L'armée la plus puissante du monde, embourbée en Irak et en Afghanistan face à une guérilla multiforme, est désormais incapable, financièrement et matériellement, de mener
plusieurs conflits en même temps. Le comportement des Russes en Géorgie laisse également à penser que la puissance militaire théorique des Etats-Unis n'est plus suffisamment
dissuasive.
La puissance économique, industrielle et financière de l'Amérique, est quant à elle à bout de souffle, après des années de surrégime. Les moteurs traditionnels, avec comme symbole l'automobile,
se sont peu à peu éteints face à une concurrence mondiale plus productive, et il a fallu stimuler l'ensemble à coups de déficits budgétaire et extérieur, d'inflation des actifs et de
créativité financière, produits dopants aux effets aujourd'hui épuisés.

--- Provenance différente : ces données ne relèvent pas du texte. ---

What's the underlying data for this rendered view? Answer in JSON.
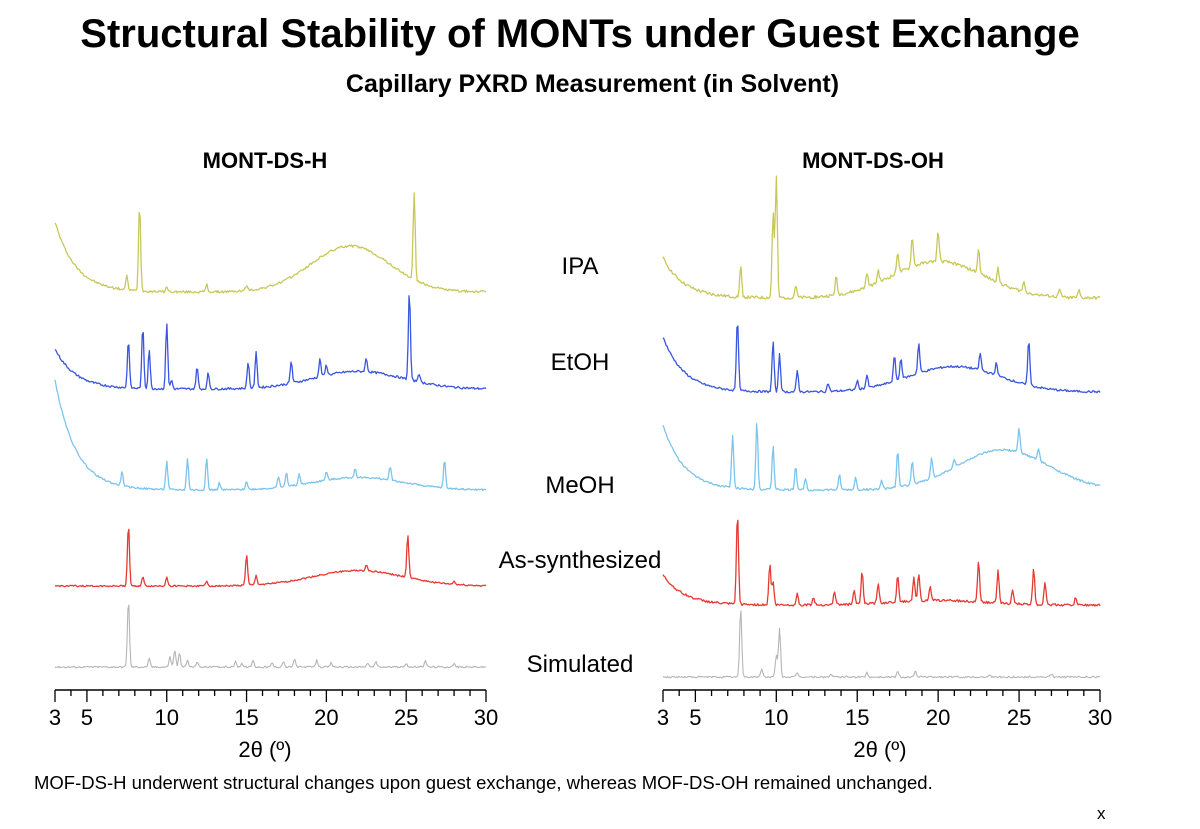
{
  "title": "Structural Stability of MONTs under Guest Exchange",
  "subtitle": "Capillary PXRD Measurement (in Solvent)",
  "caption": "MOF-DS-H underwent structural changes upon guest exchange, whereas MOF-DS-OH remained unchanged.",
  "stray_mark": "x",
  "colors": {
    "IPA": "#c8c85a",
    "EtOH": "#3a55e0",
    "MeOH": "#7cc4ee",
    "As-synthesized": "#e63a32",
    "Simulated": "#b5b5b5"
  },
  "chart_data": [
    {
      "type": "line",
      "title": "MONT-DS-H",
      "xlabel": "2θ (º)",
      "xlim": [
        3,
        30
      ],
      "xticks": [
        3,
        5,
        10,
        15,
        20,
        25,
        30
      ],
      "yaxis": "none (stacked offset intensity, arbitrary units)",
      "series": [
        {
          "name": "IPA",
          "baseline": "decaying",
          "hump": {
            "center": 21.5,
            "width": 3.5,
            "height": 0.5
          },
          "peaks": [
            [
              7.5,
              0.15
            ],
            [
              8.3,
              0.95
            ],
            [
              10.0,
              0.05
            ],
            [
              12.5,
              0.08
            ],
            [
              15.0,
              0.06
            ],
            [
              25.5,
              0.95
            ]
          ]
        },
        {
          "name": "EtOH",
          "baseline": "decaying",
          "hump": {
            "center": 22,
            "width": 4,
            "height": 0.2
          },
          "peaks": [
            [
              7.6,
              0.55
            ],
            [
              8.5,
              0.7
            ],
            [
              8.9,
              0.45
            ],
            [
              10.0,
              0.75
            ],
            [
              10.3,
              0.1
            ],
            [
              11.9,
              0.25
            ],
            [
              12.6,
              0.18
            ],
            [
              15.1,
              0.3
            ],
            [
              15.6,
              0.4
            ],
            [
              17.8,
              0.25
            ],
            [
              19.6,
              0.2
            ],
            [
              20.0,
              0.12
            ],
            [
              22.5,
              0.15
            ],
            [
              25.2,
              1.0
            ],
            [
              25.8,
              0.1
            ]
          ]
        },
        {
          "name": "MeOH",
          "baseline": "decaying",
          "hump": {
            "center": 22,
            "width": 4,
            "height": 0.18
          },
          "peaks": [
            [
              7.2,
              0.2
            ],
            [
              10.0,
              0.4
            ],
            [
              11.3,
              0.45
            ],
            [
              12.5,
              0.45
            ],
            [
              13.3,
              0.1
            ],
            [
              15.0,
              0.12
            ],
            [
              17.0,
              0.15
            ],
            [
              17.5,
              0.2
            ],
            [
              18.3,
              0.15
            ],
            [
              20.0,
              0.12
            ],
            [
              21.8,
              0.12
            ],
            [
              24.0,
              0.2
            ],
            [
              27.4,
              0.4
            ]
          ]
        },
        {
          "name": "As-synthesized",
          "baseline": "flat",
          "hump": {
            "center": 22,
            "width": 4,
            "height": 0.25
          },
          "peaks": [
            [
              7.6,
              1.0
            ],
            [
              8.5,
              0.15
            ],
            [
              10.0,
              0.15
            ],
            [
              12.5,
              0.08
            ],
            [
              15.0,
              0.5
            ],
            [
              15.6,
              0.15
            ],
            [
              22.5,
              0.1
            ],
            [
              25.1,
              0.7
            ],
            [
              28.0,
              0.05
            ]
          ]
        },
        {
          "name": "Simulated",
          "baseline": "flat",
          "hump": {
            "center": 20,
            "width": 4,
            "height": 0.0
          },
          "peaks": [
            [
              7.6,
              1.0
            ],
            [
              8.9,
              0.12
            ],
            [
              10.2,
              0.15
            ],
            [
              10.5,
              0.25
            ],
            [
              10.8,
              0.2
            ],
            [
              11.3,
              0.1
            ],
            [
              11.9,
              0.08
            ],
            [
              14.3,
              0.08
            ],
            [
              14.7,
              0.06
            ],
            [
              15.4,
              0.1
            ],
            [
              16.6,
              0.06
            ],
            [
              17.3,
              0.08
            ],
            [
              18.0,
              0.12
            ],
            [
              19.4,
              0.1
            ],
            [
              20.3,
              0.06
            ],
            [
              22.6,
              0.06
            ],
            [
              23.1,
              0.08
            ],
            [
              25.0,
              0.06
            ],
            [
              26.2,
              0.1
            ],
            [
              28.0,
              0.05
            ]
          ]
        }
      ]
    },
    {
      "type": "line",
      "title": "MONT-DS-OH",
      "xlabel": "2θ (º)",
      "xlim": [
        3,
        30
      ],
      "xticks": [
        3,
        5,
        10,
        15,
        20,
        25,
        30
      ],
      "yaxis": "none (stacked offset intensity, arbitrary units)",
      "series": [
        {
          "name": "IPA",
          "baseline": "decaying",
          "hump": {
            "center": 20,
            "width": 4,
            "height": 0.3
          },
          "peaks": [
            [
              7.8,
              0.25
            ],
            [
              9.8,
              0.7
            ],
            [
              10.0,
              1.0
            ],
            [
              11.2,
              0.1
            ],
            [
              13.7,
              0.15
            ],
            [
              15.6,
              0.12
            ],
            [
              16.3,
              0.1
            ],
            [
              17.5,
              0.18
            ],
            [
              18.4,
              0.25
            ],
            [
              20.0,
              0.25
            ],
            [
              22.5,
              0.2
            ],
            [
              23.7,
              0.12
            ],
            [
              25.3,
              0.08
            ],
            [
              27.5,
              0.06
            ],
            [
              28.7,
              0.06
            ]
          ]
        },
        {
          "name": "EtOH",
          "baseline": "decaying",
          "hump": {
            "center": 21,
            "width": 4,
            "height": 0.3
          },
          "peaks": [
            [
              7.6,
              0.85
            ],
            [
              9.8,
              0.6
            ],
            [
              10.2,
              0.45
            ],
            [
              11.3,
              0.25
            ],
            [
              13.2,
              0.1
            ],
            [
              15.0,
              0.1
            ],
            [
              15.6,
              0.15
            ],
            [
              17.3,
              0.3
            ],
            [
              17.7,
              0.25
            ],
            [
              18.8,
              0.35
            ],
            [
              22.6,
              0.2
            ],
            [
              23.6,
              0.15
            ],
            [
              25.6,
              0.55
            ]
          ]
        },
        {
          "name": "MeOH",
          "baseline": "decaying",
          "hump": {
            "center": 24,
            "width": 4,
            "height": 0.5
          },
          "peaks": [
            [
              7.3,
              0.65
            ],
            [
              8.8,
              0.85
            ],
            [
              9.8,
              0.55
            ],
            [
              11.2,
              0.3
            ],
            [
              11.8,
              0.15
            ],
            [
              13.9,
              0.2
            ],
            [
              14.9,
              0.15
            ],
            [
              16.5,
              0.1
            ],
            [
              17.5,
              0.45
            ],
            [
              18.4,
              0.3
            ],
            [
              19.6,
              0.25
            ],
            [
              21.0,
              0.1
            ],
            [
              25.0,
              0.3
            ],
            [
              26.2,
              0.15
            ]
          ]
        },
        {
          "name": "As-synthesized",
          "baseline": "decaying",
          "hump": {
            "center": 20,
            "width": 4,
            "height": 0.05
          },
          "peaks": [
            [
              7.6,
              1.0
            ],
            [
              9.6,
              0.45
            ],
            [
              9.8,
              0.25
            ],
            [
              11.3,
              0.12
            ],
            [
              12.3,
              0.08
            ],
            [
              13.6,
              0.15
            ],
            [
              14.8,
              0.15
            ],
            [
              15.3,
              0.35
            ],
            [
              16.3,
              0.2
            ],
            [
              17.5,
              0.3
            ],
            [
              18.5,
              0.25
            ],
            [
              18.8,
              0.3
            ],
            [
              19.5,
              0.15
            ],
            [
              22.5,
              0.45
            ],
            [
              23.7,
              0.35
            ],
            [
              24.6,
              0.15
            ],
            [
              25.9,
              0.4
            ],
            [
              26.6,
              0.25
            ],
            [
              28.5,
              0.08
            ]
          ]
        },
        {
          "name": "Simulated",
          "baseline": "flat",
          "hump": {
            "center": 20,
            "width": 4,
            "height": 0.0
          },
          "peaks": [
            [
              7.8,
              1.0
            ],
            [
              9.1,
              0.12
            ],
            [
              10.0,
              0.3
            ],
            [
              10.2,
              0.7
            ],
            [
              11.3,
              0.06
            ],
            [
              13.4,
              0.04
            ],
            [
              15.6,
              0.06
            ],
            [
              17.5,
              0.08
            ],
            [
              18.6,
              0.08
            ],
            [
              23.2,
              0.04
            ],
            [
              27.0,
              0.04
            ]
          ]
        }
      ]
    }
  ],
  "sample_labels": [
    "IPA",
    "EtOH",
    "MeOH",
    "As-synthesized",
    "Simulated"
  ]
}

Même les fleurons technologiques de l'Empire, comme Microsoft, conserve leurs avantages concurrentiels avec des stratégies monopolitistiques si honnies outre-atlantique. L'industrie
financière, tout à la fois fer de lance et icone symbolique (le grand public réalise assez peu la puissance fantasmatique du simple nom de Goldman Sachs et, jadis, de Lehman Brothers dans
l'imaginaire de la communauté financière mondiale), du pays s'effondre à vitesse réelle et à un rythme jamais vu dans l'histoire (6 des 15 plus grands établissements financiers américains
ont tout simplement disparu de la carte en un an).
Quant au modèle politique américain, la quintessence du libéralisme politique anglo-saxon, il peut être considéré, du point de vue des Européens, comme grangrené par la dictature de l'instantané,
le lobbying, la religion et la démagogie idéologue. Le choix, absurde, de Sarah Palin comme potentille de vice-présidente de McCain et les vicissitudes de l'adoption du Plan Paulson en sont
sans doute les exemples actuels les plus marquants.

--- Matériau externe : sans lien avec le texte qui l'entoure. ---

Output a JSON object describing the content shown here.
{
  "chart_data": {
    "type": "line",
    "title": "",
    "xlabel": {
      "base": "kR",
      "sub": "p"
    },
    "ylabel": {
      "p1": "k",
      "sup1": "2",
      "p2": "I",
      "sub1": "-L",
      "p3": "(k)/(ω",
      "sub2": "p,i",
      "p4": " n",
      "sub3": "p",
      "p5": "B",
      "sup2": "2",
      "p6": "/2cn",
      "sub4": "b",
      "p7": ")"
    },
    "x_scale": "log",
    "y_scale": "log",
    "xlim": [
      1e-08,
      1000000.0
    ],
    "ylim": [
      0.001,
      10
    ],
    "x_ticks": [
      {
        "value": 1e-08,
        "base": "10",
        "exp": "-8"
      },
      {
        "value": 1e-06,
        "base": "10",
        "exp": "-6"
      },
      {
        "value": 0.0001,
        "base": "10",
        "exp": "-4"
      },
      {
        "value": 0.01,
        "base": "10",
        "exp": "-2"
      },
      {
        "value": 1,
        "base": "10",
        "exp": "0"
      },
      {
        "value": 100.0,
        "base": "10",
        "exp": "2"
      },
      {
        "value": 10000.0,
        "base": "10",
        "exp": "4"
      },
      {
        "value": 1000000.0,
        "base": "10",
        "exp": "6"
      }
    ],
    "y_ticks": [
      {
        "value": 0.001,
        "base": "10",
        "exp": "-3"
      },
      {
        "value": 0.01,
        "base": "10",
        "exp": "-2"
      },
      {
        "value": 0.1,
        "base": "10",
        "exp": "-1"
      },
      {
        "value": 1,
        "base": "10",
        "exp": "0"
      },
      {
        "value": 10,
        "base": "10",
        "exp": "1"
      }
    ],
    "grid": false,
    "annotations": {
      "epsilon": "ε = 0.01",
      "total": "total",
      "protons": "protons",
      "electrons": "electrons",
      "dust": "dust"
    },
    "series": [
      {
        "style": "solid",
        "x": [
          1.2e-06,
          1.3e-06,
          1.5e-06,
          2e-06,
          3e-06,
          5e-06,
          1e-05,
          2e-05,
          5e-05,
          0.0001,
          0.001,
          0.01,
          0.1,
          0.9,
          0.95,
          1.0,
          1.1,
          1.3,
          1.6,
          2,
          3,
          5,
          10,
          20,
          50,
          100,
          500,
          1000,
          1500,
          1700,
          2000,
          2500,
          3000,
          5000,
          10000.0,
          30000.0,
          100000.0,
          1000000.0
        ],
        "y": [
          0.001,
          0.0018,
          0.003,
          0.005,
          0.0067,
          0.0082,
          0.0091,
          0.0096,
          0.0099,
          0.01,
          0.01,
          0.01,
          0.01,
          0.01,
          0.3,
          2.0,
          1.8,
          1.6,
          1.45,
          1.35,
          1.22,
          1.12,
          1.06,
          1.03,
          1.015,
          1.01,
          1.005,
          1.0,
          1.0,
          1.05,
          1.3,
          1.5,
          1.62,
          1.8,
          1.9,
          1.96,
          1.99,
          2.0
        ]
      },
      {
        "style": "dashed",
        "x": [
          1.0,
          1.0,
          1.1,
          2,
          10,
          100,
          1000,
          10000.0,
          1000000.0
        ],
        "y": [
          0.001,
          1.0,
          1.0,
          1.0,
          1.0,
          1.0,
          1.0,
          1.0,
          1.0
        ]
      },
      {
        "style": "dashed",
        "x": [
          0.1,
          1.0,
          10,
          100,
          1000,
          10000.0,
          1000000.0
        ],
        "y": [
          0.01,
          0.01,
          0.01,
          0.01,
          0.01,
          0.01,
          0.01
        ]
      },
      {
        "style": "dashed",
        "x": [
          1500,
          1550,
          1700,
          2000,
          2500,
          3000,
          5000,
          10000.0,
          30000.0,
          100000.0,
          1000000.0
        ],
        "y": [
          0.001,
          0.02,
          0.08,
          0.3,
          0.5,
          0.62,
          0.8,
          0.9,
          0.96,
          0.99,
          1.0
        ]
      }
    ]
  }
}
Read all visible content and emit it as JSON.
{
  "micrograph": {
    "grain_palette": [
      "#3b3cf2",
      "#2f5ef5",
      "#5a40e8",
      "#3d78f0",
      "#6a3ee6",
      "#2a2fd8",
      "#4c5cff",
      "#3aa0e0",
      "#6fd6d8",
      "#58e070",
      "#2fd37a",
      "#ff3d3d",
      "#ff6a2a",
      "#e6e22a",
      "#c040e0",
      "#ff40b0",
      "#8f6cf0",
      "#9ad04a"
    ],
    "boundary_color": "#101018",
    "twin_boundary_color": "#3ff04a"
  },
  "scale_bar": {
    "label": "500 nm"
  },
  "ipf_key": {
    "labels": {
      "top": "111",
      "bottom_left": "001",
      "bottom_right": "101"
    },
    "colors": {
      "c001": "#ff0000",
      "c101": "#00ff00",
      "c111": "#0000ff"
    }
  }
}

Quant à Hollywood, l'usine à rêves d'un monde qu'elle n'arrive plus à penser, elle en est aujourd'hui à recycler indéfiniment des supers héros des années 50, à réinventer des
séries sur des policiers ou des urgentistes ou à -mal- retranscrire des films européens dans un décor californien.
Dernier rempart, dernier symbole, le sport professionnel de haut niveau, où la suprématie historique des Etats-Unis a désormais été battue en brêche par les Chinois aux JO de Pékin. Les
nouveaux Barbares se parant des oripeaux de l'Empire...
En ce début du XXIème siécle, le choix stratégique, politique, économique, social et culturel historique des Etats-Unis, qui présupposait un niveau de vie des américains "non
négociable" et une croissance éternelle de la richesse à un rythme insoutenable est à bout de souffle, mis à bas par trop d'excès et fossoyé par les Républicains, qui ont mis le pays à genoux en
moins d'une décennie. D'aucuns se réjouiront, et pour des mauvaises raisons, du tournant historique et de la nouvelle époque qui s'annonce. Mais ce qui s'annonce pour le monde du XXIème siècle
qui a perdu sa boussole, c'est une période de troubles et d'incertitudes qui n'est pas sans rappeler les quelques siècles qui ont succédé à la chute de l'Empire Romain, au Vème siècle.